O resultado é uma mistura de comédia e drama que soa, ao mesmo tempo, absurda e incomodamente reconhecível — porque, se somos sinceras, todas nós, terapeutas, já sentimos o impulso de fazer o que Jimmy faz.

Por que essa série mexe com quem trabalha com aprendizagem

Como psicopedagogas e neuropsicopedagogas , terapeutas da aprendizagem, nosso trabalho também exige, o tempo todo, resistir a esse mesmo impulso.

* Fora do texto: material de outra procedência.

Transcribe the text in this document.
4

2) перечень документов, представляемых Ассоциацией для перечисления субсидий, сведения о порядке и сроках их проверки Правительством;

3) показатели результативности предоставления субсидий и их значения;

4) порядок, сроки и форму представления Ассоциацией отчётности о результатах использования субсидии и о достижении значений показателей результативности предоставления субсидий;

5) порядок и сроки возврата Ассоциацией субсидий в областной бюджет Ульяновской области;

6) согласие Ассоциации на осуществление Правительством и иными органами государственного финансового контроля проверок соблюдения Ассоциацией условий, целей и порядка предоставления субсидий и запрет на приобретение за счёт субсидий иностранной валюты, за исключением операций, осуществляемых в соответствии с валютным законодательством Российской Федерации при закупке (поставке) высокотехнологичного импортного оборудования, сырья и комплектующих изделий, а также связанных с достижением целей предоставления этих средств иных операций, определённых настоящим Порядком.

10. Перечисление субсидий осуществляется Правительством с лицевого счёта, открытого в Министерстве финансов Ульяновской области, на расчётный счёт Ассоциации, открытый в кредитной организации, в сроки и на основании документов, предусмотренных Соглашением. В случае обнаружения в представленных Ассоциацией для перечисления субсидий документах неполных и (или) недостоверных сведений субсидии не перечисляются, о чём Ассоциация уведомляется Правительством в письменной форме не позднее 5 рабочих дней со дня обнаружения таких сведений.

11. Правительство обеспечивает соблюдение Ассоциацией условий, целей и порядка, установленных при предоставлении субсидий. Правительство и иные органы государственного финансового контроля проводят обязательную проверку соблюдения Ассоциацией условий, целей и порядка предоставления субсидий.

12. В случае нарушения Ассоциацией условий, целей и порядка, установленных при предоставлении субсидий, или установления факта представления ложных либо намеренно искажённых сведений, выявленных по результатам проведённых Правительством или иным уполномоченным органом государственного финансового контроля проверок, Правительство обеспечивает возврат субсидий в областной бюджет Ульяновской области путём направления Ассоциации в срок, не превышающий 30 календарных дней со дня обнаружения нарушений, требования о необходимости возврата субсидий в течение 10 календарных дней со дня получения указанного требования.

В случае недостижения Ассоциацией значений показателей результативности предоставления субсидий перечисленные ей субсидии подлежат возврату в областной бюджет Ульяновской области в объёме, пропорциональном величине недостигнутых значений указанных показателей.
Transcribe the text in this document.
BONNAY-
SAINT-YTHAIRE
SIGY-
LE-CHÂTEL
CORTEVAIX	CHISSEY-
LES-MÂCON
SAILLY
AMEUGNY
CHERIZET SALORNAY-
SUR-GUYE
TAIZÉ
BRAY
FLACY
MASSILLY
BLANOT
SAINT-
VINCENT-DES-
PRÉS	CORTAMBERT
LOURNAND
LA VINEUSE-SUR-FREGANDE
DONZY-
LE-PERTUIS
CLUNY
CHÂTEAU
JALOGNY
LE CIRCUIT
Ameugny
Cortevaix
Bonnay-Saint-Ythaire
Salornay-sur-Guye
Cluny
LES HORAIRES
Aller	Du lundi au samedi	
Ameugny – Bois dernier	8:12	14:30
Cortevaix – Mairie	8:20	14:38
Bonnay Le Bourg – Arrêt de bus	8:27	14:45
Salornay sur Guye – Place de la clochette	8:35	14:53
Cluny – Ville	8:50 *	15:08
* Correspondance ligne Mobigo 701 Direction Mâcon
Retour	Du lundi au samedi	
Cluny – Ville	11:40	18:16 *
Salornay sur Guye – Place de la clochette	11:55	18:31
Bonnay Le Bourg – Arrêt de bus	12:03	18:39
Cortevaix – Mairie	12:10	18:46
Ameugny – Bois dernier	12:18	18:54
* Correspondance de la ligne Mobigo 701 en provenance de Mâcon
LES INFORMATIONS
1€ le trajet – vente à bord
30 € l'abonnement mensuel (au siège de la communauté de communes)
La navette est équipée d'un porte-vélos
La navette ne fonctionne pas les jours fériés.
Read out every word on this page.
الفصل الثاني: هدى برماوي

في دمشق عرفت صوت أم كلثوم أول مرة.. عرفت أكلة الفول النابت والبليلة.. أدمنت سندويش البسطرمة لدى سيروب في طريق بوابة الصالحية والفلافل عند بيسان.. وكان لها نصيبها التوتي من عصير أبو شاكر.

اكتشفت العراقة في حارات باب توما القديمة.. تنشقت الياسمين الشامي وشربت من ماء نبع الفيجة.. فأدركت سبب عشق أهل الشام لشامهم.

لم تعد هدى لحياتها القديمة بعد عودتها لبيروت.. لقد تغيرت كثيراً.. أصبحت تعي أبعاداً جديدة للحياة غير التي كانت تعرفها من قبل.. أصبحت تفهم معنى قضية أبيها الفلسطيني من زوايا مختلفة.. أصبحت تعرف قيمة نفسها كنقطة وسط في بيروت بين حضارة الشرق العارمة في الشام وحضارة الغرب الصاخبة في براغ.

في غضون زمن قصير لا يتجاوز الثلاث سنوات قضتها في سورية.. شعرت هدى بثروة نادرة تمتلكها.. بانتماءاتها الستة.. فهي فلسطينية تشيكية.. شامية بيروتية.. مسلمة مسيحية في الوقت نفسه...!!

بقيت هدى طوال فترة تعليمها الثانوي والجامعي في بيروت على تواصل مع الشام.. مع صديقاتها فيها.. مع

Vemos uma criança travada numa dificuldade que, para nós, parece óbvia de resolver. Vemos pais repetindo um padrão que sabemos, com clareza, que está atrapalhando o desenvolvimento do filho. E, ainda assim, segurar a resposta pronta — deixar que a criança, o adolescente, o adulto, percorra o próprio caminho até a descoberta — é exatamente o que torna nosso trabalho terapêutico, e não apenas informativo.

cena da série Falando a Real mostrando um atendimento terapêutico

Se simplesmente entregarmos a resposta, a solução, o “é só fazer assim”, tiramos do paciente a oportunidade de desenvolver, por conta própria, as habilidades que ele vai precisar para lidar com os próximos desafios — que virão, de uma forma ou de outra, mesmo depois que esse desafio específico for resolvido.

É esse o cerne da aprendizagem: não é sobre chegar mais rápido à resposta certa. É sobre desenvolver, no processo, a capacidade de chegar lá.

O que Jimmy nos ensina, mesmo errando

A ironia inteligente da série é que ela não trata a abordagem de Jimmy como um modelo a seguir. Pelo contrário: ao longo da trama, fica cada vez mais claro que “falar a real” sem filtro nenhum não cura ninguém de verdade — só empurra as pessoas para mudanças rápidas, tumultuadas, e muitas vezes desorganizadas.

É um espelho valioso para nós. Nos lembra que a pressa em “resolver logo” — seja como terapeuta exausta num dia difícil, seja como profissional que só quer ver resultado rápido no relatório da criança — quase sempre sai caro. O caminho mais lento, o que respeita o tempo de aprendizagem do outro, é o que sustenta uma mudança real.

Vale assistir?

Vale, especialmente se você é psicopedagoga, neuropsicopedagoga ou qualquer profissional que atua ajudando pessoas a se desenvolverem. A série é leve, engraçada em vários momentos, mas também séria o suficiente para colocar em pauta perguntas importantes sobre os limites da nossa profissão: onde termina o cuidado e começa a intromissão? O que realmente significa ajudar alguém a evoluir?

Falando a Real está disponível no Apple TV+, com três temporadas já lançadas.